I suspect many readers who agree on the substantive issues will regret that I have commented on ideological-political matters. However, thinking about policy without taking ideological history into account is like studying magnetism and ignoring hysteresis. The analogy is close.
Pinochet: 1999 March 27
It was a big mistake to arrest Pinochet in England, and for a reason that I haven't seen in the press. Pinochet gave up power peacefully as part of a deal that made him a Senator for life. He may now be thinking that it would have been better to fight to the death. Well, who cares what Pinochet thinks?
De Klerk gave up power peacefully in South Africa. Is he in danger of being indicted in some random European country and arrested if he visits Europe? The possibility may give him second thoughts about the wisdom of having peacefully given up power. Well, who cares what De Klerk thinks?

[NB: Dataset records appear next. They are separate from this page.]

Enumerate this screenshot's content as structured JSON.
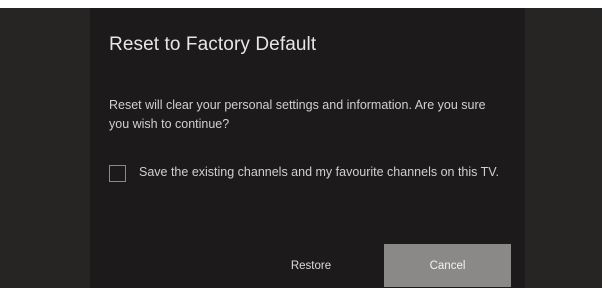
{
  "dialog": {
    "title": "Reset to Factory Default",
    "message": "Reset will clear your personal settings and information. Are you sure you wish to continue?",
    "checkbox": {
      "label": "Save the existing channels and my favourite channels on this TV.",
      "checked": false
    },
    "buttons": {
      "restore_label": "Restore",
      "cancel_label": "Cancel"
    },
    "focused_button": "cancel"
  },
  "colors": {
    "background": "#272424",
    "dialog_background": "#1c1a1a",
    "focused_button": "#8b8988",
    "text": "#d0d0d0"
  }
}
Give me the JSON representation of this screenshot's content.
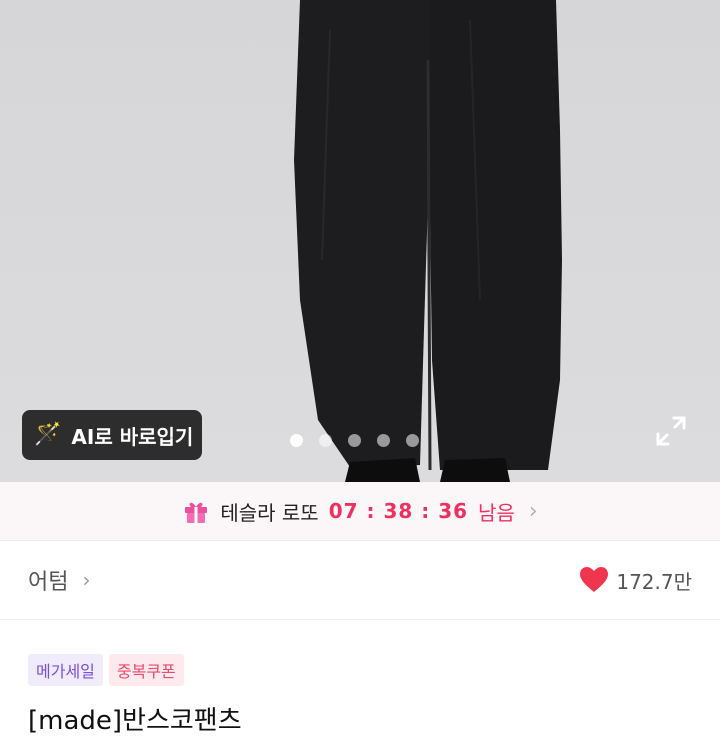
{
  "hero": {
    "ai_button_label": "AI로 바로입기",
    "ai_icon": "magic-wand-icon",
    "carousel_dots": 5,
    "carousel_active_index": 0,
    "expand_icon": "expand-icon"
  },
  "promo": {
    "icon": "gift-icon",
    "label": "테슬라 로또",
    "timer": "07 : 38 : 36",
    "suffix": "남음",
    "chevron": "›"
  },
  "store": {
    "name": "어텀",
    "chevron": "›",
    "likes": "172.7만",
    "heart_color": "#f0364f"
  },
  "badges": [
    "메가세일",
    "중복쿠폰"
  ],
  "product": {
    "title": "[made]반스코팬츠"
  }
}
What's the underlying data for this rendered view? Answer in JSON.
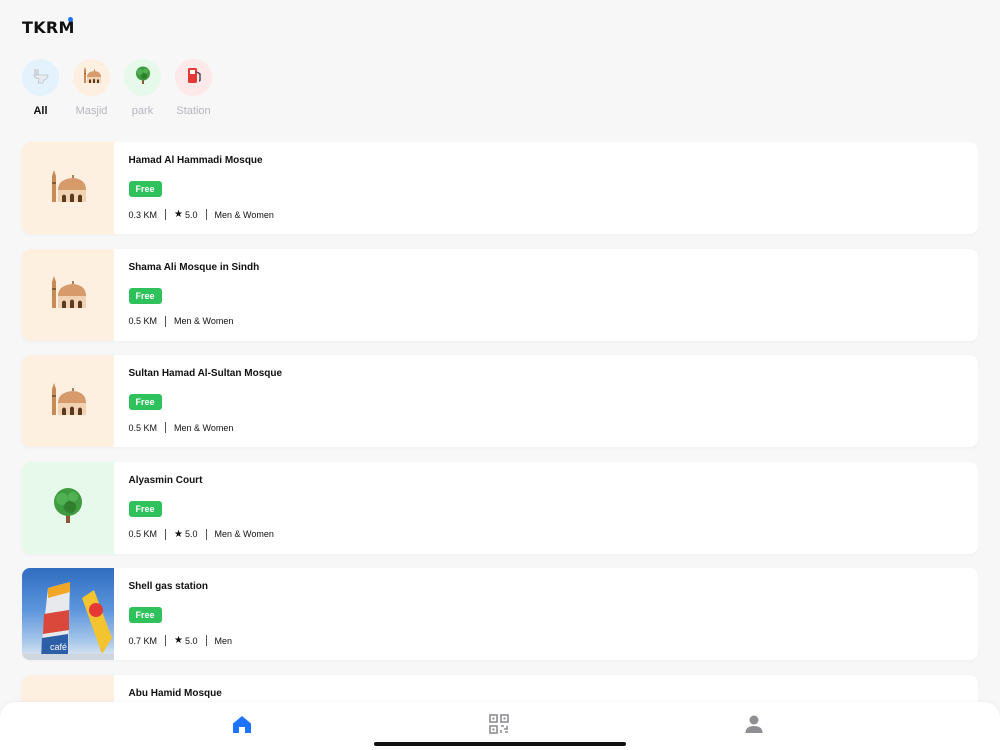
{
  "app": {
    "logo": "TKRM"
  },
  "categories": [
    {
      "label": "All",
      "icon": "toilet-icon",
      "bg": "#e3f2fd",
      "active": true
    },
    {
      "label": "Masjid",
      "icon": "mosque-icon",
      "bg": "#fdf0e1"
    },
    {
      "label": "park",
      "icon": "tree-icon",
      "bg": "#e6f9ea"
    },
    {
      "label": "Station",
      "icon": "fuel-pump-icon",
      "bg": "#fde8ea"
    }
  ],
  "places": [
    {
      "name": "Hamad Al Hammadi Mosque",
      "badge": "Free",
      "distance": "0.3 KM",
      "rating": "5.0",
      "gender": "Men & Women",
      "icon": "mosque-icon",
      "bg": "#fdf0e1"
    },
    {
      "name": "Shama Ali Mosque in Sindh",
      "badge": "Free",
      "distance": "0.5 KM",
      "rating": "",
      "gender": "Men & Women",
      "icon": "mosque-icon",
      "bg": "#fdf0e1"
    },
    {
      "name": "Sultan Hamad Al-Sultan Mosque",
      "badge": "Free",
      "distance": "0.5 KM",
      "rating": "",
      "gender": "Men & Women",
      "icon": "mosque-icon",
      "bg": "#fdf0e1"
    },
    {
      "name": "Alyasmin Court",
      "badge": "Free",
      "distance": "0.5 KM",
      "rating": "5.0",
      "gender": "Men & Women",
      "icon": "tree-icon",
      "bg": "#e6f9ea"
    },
    {
      "name": "Shell gas station",
      "badge": "Free",
      "distance": "0.7 KM",
      "rating": "5.0",
      "gender": "Men",
      "icon": "gas-station-photo",
      "bg": "#3a76c8",
      "photo_text": "café"
    },
    {
      "name": "Abu Hamid Mosque",
      "badge": "",
      "distance": "",
      "rating": "",
      "gender": "",
      "icon": "mosque-icon",
      "bg": "#fdf0e1"
    }
  ],
  "tabs": [
    {
      "name": "tab-home",
      "icon": "home-icon",
      "active": true
    },
    {
      "name": "tab-scan",
      "icon": "qr-code-icon"
    },
    {
      "name": "tab-profile",
      "icon": "user-icon"
    }
  ],
  "colors": {
    "accent": "#1e73ff",
    "free_badge": "#2fc15b"
  }
}
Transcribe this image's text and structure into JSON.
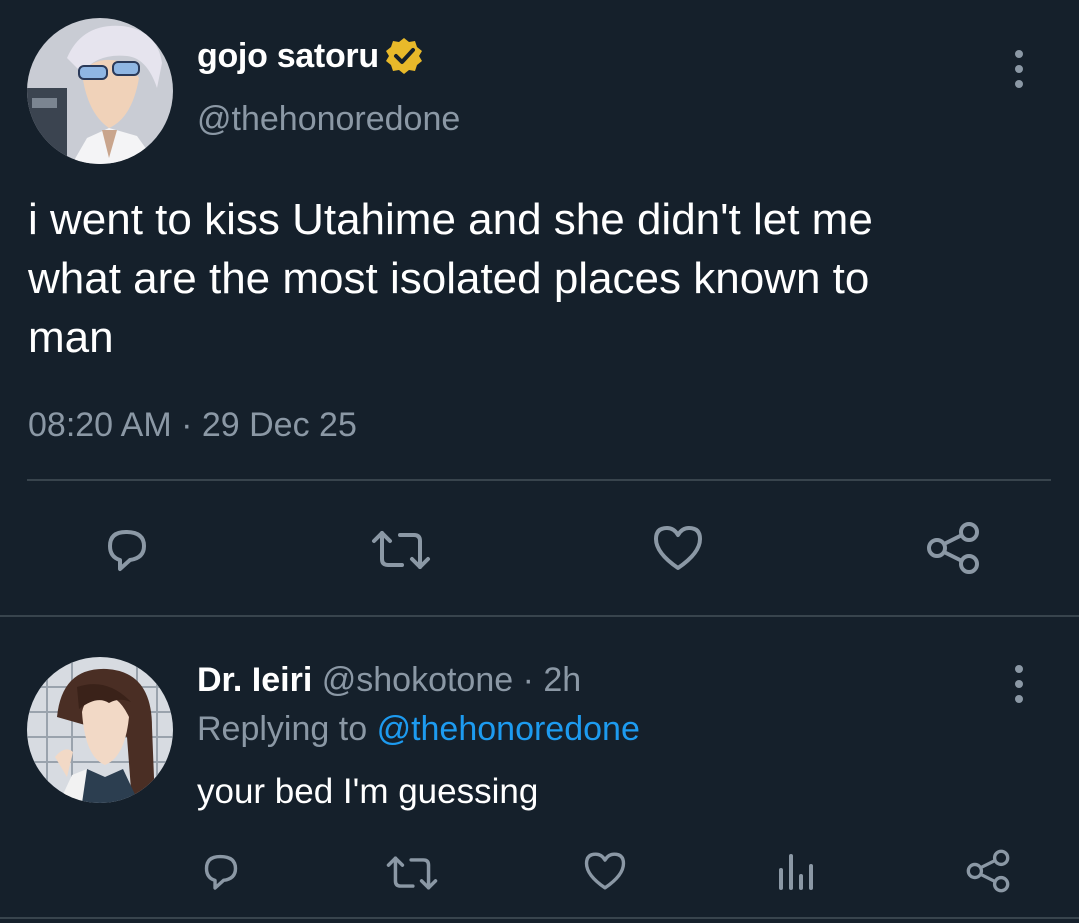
{
  "tweet": {
    "author_name": "gojo satoru",
    "handle": "@thehonoredone",
    "verified": true,
    "text_lines": [
      "i went to kiss Utahime and she didn't let me",
      "what are the most isolated places known to",
      "man"
    ],
    "timestamp": "08:20 AM · 29 Dec 25",
    "actions": [
      "reply-icon",
      "retweet-icon",
      "like-icon",
      "share-icon"
    ]
  },
  "reply": {
    "author_name": "Dr. Ieiri",
    "handle_time": "@shokotone · 2h",
    "replying_prefix": "Replying to",
    "replying_handle": "@thehonoredone",
    "text": "your bed I'm guessing",
    "actions": [
      "reply-icon",
      "retweet-icon",
      "like-icon",
      "analytics-icon",
      "share-icon"
    ]
  },
  "colors": {
    "background": "#15202b",
    "muted": "#8b98a5",
    "link": "#1d9bf0",
    "verified": "#e8b92a",
    "divider": "#38444d"
  }
}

Wouldn't it be nice if Slobodan Milosevic, Fidel Castro, Saddam Hussein, Moammar Khadafi and Kim Jong Il were to give up power peacefully? Doubtless none of these tyrants feels threatened enough at present to contemplate giving up power, but their times may come. An important factor in the decision of any of these men to give up power peacefully is believing that the deal they make will be honored.
Pinochet's troubles are a good reason why any of them might decide to fight to the death.
But what are a few hundred thousand killed compared to losing the moral satisfaction of punishing the tyrant?